When you use fruits for composting, it is good to use an open-air container or simply choose a corner of your garden for compost making.


  • You can use raw fruits, cooked fruits, and fruit pulp to make compost.

  • Chop bigger pieces or hard, bulky leftovers like cores, peels, and rinds into small pieces before adding. Big pieces take longer to decompose. They also prevent the compost to reach an optimal temperature that helps to destroy plant diseases and weeds.

  • When using fruits for compost, alternate them with a carbon-rich layer containing dead leaves, grass, straw, shredded paper, and other such materials.

  • In case your compost is already soggy after rainfall and you have added fruit scraps to it, add more dry materials like grass and leaves.

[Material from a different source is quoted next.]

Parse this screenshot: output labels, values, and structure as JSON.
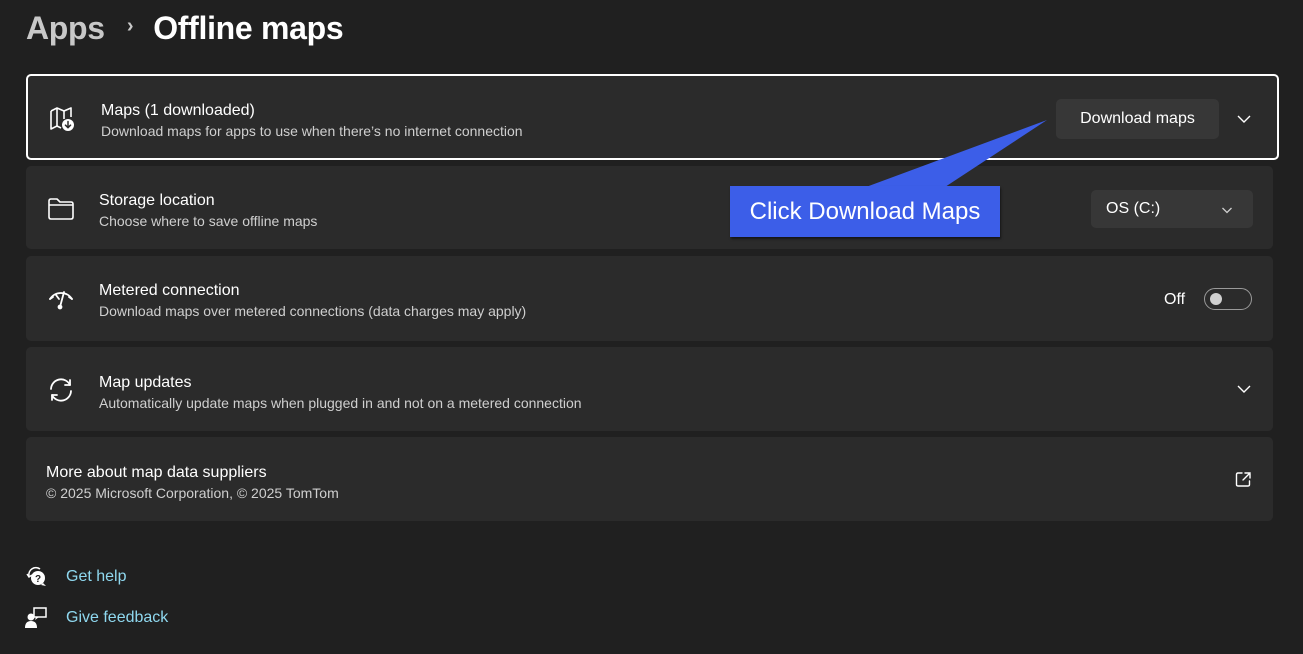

What you can take for compost

You can take peels, pulp, cooked fruit, cores, rinds, stems of grapes, leftovers from jelly, jam, or juice making, and other uneaten portions of fruits.

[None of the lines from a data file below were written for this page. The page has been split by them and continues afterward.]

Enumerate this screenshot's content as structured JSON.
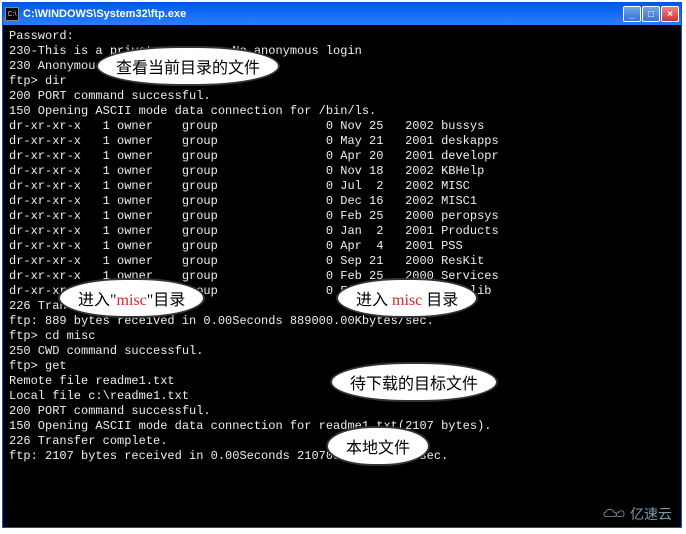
{
  "title_bar": {
    "icon_glyph": "C:\\",
    "title": "C:\\WINDOWS\\System32\\ftp.exe",
    "min": "_",
    "max": "□",
    "close": "×"
  },
  "terminal": {
    "lines": [
      "Password:",
      "230-This is a private system - No anonymous login",
      "230 Anonymous user logged in.",
      "ftp> dir",
      "200 PORT command successful.",
      "150 Opening ASCII mode data connection for /bin/ls.",
      "dr-xr-xr-x   1 owner    group               0 Nov 25   2002 bussys",
      "dr-xr-xr-x   1 owner    group               0 May 21   2001 deskapps",
      "dr-xr-xr-x   1 owner    group               0 Apr 20   2001 developr",
      "dr-xr-xr-x   1 owner    group               0 Nov 18   2002 KBHelp",
      "dr-xr-xr-x   1 owner    group               0 Jul  2   2002 MISC",
      "dr-xr-xr-x   1 owner    group               0 Dec 16   2002 MISC1",
      "dr-xr-xr-x   1 owner    group               0 Feb 25   2000 peropsys",
      "dr-xr-xr-x   1 owner    group               0 Jan  2   2001 Products",
      "dr-xr-xr-x   1 owner    group               0 Apr  4   2001 PSS",
      "dr-xr-xr-x   1 owner    group               0 Sep 21   2000 ResKit",
      "dr-xr-xr-x   1 owner    group               0 Feb 25   2000 Services",
      "dr-xr-xr-x   1 owner    group               0 Feb 25   2000 Softlib",
      "226 Transfer complete.",
      "ftp: 889 bytes received in 0.00Seconds 889000.00Kbytes/sec.",
      "ftp> cd misc",
      "250 CWD command successful.",
      "ftp> get",
      "Remote file readme1.txt",
      "Local file c:\\readme1.txt",
      "200 PORT command successful.",
      "150 Opening ASCII mode data connection for readme1.txt(2107 bytes).",
      "226 Transfer complete.",
      "ftp: 2107 bytes received in 0.00Seconds 2107000.00Kbytes/sec."
    ]
  },
  "callouts": {
    "c1": "查看当前目录的文件",
    "c2_a": "进入\"",
    "c2_b": "misc",
    "c2_c": "\"目录",
    "c3_a": "进入",
    "c3_b": "misc",
    "c3_c": "目录",
    "c4": "待下载的目标文件",
    "c5": "本地文件"
  },
  "watermark": "亿速云"
}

Benefits of using fruits for compost

Fruit waste is regarded as a balanced material for composting. They are in the high-nitrogen category and contain 35:1 nitrogen-carbon ratio. This is considered ideal.

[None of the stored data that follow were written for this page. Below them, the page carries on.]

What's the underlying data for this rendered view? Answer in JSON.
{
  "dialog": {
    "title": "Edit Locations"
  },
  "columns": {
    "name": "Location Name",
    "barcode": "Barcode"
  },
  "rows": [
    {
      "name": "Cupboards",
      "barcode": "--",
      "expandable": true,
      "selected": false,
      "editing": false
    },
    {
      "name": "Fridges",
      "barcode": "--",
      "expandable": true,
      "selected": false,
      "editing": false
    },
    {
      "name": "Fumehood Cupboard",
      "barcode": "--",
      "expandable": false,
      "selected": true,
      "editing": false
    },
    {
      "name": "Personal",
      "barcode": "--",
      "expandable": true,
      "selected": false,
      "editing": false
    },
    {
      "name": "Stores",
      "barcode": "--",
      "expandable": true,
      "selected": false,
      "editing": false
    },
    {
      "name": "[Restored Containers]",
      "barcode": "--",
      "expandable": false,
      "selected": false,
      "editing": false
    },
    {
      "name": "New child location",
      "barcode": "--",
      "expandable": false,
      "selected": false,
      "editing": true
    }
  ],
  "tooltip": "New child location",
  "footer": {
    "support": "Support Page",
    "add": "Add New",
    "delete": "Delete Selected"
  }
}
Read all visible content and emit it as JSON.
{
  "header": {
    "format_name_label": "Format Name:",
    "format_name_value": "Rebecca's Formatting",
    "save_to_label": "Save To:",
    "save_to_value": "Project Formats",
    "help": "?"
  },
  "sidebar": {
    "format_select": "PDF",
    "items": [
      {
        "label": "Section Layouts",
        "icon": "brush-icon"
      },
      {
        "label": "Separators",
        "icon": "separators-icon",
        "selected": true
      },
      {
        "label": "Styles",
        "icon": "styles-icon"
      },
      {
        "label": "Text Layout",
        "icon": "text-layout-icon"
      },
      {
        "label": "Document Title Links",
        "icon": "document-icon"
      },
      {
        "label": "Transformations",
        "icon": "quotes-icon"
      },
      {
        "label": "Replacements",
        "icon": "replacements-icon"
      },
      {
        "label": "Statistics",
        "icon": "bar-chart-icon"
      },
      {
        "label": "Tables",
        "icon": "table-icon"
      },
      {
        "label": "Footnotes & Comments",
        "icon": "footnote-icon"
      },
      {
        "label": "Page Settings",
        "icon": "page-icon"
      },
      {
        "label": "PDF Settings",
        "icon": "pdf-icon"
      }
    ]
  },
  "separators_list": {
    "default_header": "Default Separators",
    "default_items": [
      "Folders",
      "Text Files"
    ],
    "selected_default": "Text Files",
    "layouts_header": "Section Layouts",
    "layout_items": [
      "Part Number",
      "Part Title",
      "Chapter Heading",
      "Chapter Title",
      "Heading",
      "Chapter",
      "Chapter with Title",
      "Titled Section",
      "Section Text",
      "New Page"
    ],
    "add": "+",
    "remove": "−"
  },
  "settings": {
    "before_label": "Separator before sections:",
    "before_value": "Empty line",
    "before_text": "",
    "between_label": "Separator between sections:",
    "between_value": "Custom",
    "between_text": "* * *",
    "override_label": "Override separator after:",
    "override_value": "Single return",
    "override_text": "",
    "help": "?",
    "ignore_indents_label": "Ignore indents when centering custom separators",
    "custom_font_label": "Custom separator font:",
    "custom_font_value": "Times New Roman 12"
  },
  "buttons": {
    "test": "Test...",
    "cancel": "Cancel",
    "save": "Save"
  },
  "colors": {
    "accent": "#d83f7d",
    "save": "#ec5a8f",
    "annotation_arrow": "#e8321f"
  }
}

Fruit waste is usually soggy. This helps to make compost containing sawdust and leaves moist and creates an optimum level of moisture for fast compost making. This is as per “Rodale’s Ultimate Guide to Organic Gardening. “

So, the next time you eat a fruit, do not throw away its peel or pit. Save it for the compost.

Now, before you start saving almost all ingredients of the kitchen to make a compost, please know that certain things are not for adding in your compost bin.


The following ingredients are not for composting

1. Meat and dairy

These are perfectly decomposable, yet it’s not advisable to add them to your compost bin. This may attract rodents and unwanted bugs.

2. Bakery products

You think baked products are soft and will serve as great compost material, however, they are not a smart choice for composting. They may attract stray animals and rodents. You don’t want uninvited guests in your backyard, do you?

3. Treated wood

Spare this ingredient. Treated wood, which is converted into sawdust is not the right compost material. It contains chemicals used in the treatment that can ruin the quality of your compost. You can use untreated sawdust or wood scraps, certainly.

4. Citrus and other acidic foods

Got loads of citrus peels, tomatoes leftovers, and pickled foods? Forget them. They serve no compost materials. They are highly acidic and will kill the compost-making bacteria.

5. Oily food

Thinking of throwing away that leftover “pakodas” or “samosas” in your compost bin? Don’t! Oil or grease present in such food can disturb the balance of moisture in your compost. You must never add oily ingredients to the compost.

6. Human and animal waste

Yes, human and animal wastes are organic, but they stink. Besides, they can create a health risk by making your compost unhygienic, useless, and, of course, smelly.

7. Weeds:

Every garden has weeds. You might get a thought of adding these weeds to the compost. They are of no use anyway, why not decompose them, right? Wrong! Never add weeds to your compost bin. You will regret it! Weeds can grow roots in compost and harm the quality of your “black gold” (compost).


Please do not add:

  • Decorative leaves of fruits or fruits from floral shops.

  • Fruits treated with pesticides. Organic is best.

Compost making may sound a herculean task, but is not. An added benefit is that it will help you increase daily consumption of fruits and vegetables. Eat, collect, and make compost!